Long patient wait times have not disappeared. Waiting rooms still fill early. Appointment times slip before the morning is half over. Front desk staff often begin the day responding to issues rather than managing a steady flow. This happens even when staffing levels are reasonable and schedules appear balanced.

When delays show up this early, technology is rarely the cause. The problem usually lies in how the day begins.

Discussions about wait times often focus on staffing gaps, provider availability, or late arrivals. Those explanations only go so far. In many clinics, the bigger issue is incomplete preparation that spills into the first hours of the day.

Much of the information required for a visit is not fully settled when patients arrive. Demographic details are outdated. Insurance coverage has changed. Required documentation is often left unresolved. The issues show up at the front desk, not in reports.

The front desk absorbs the impact of this unfinished work. Questions that should have been resolved earlier get handled under time pressure. Small corrections stack up. By mid-morning, the schedule is already off course.

Digital intake has reduced paperwork, but it has not changed the timing of the work. Patients may submit forms ahead of time, yet staff still need to review, verify, and correct information close to arrival. Insurance questions require follow-up. Consents must be confirmed. Records must align before a visit can proceed smoothly.

Attempts to improve wait times often focus on making check-in faster. More kiosks are installed. Workflows are tightened. Tasks are automated where possible. These steps improve efficiency, but the constraint remains. As long as preparation is concentrated at the start of the visit, the front desk stays under pressure.

Some organizations now treat intake as work that should be largely completed before the patient enters the clinic. When information is settled earlier, the start of the day becomes more stable and less reactive.

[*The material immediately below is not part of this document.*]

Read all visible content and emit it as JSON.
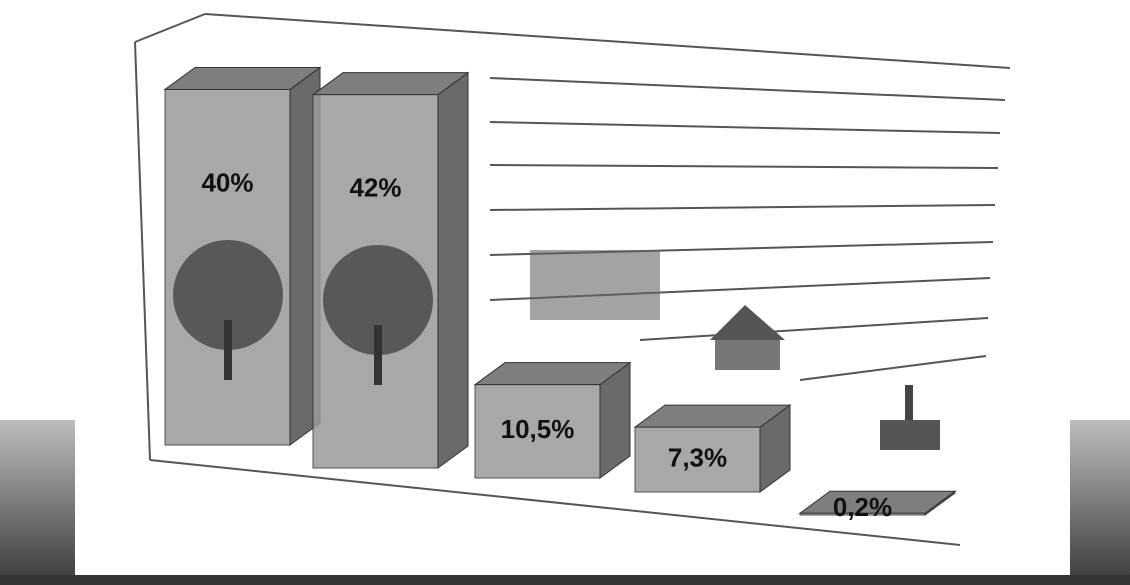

To help with earlier preparation, some clinics use pre-visit review tools that scan intake information before the appointment. Missing data, coverage discrepancies, and unresolved items are flagged while staff still have time to respond. Problems that would otherwise surface at the front desk are handled earlier, when schedules are not yet under strain.

These systems do not replace staff judgment. They point attention to likely trouble spots so issues can be resolved before patient flow is affected. Moving this work earlier reduces the amount of recovery required once the clinic is busy.

Check-in becomes steadier. Front desk staff spend less time resolving avoidable issues. Schedules hold closer to plan across the morning. Patients spend less time waiting because fewer problems reach the front of the workflow.

There is concern that completing intake earlier removes personal interaction. Staff often report the opposite. When documentation and coverage issues are addressed ahead of time, conversations at check-in are calmer and less rushed. Visits begin with clearer expectations.

Patient wait times persist in 2026 because too much essential work still occurs at the moment of arrival. Clinics that complete preparation earlier and use pre-visit review selectively tend to operate with greater stability. The difference shows up in a day that runs closer to plan.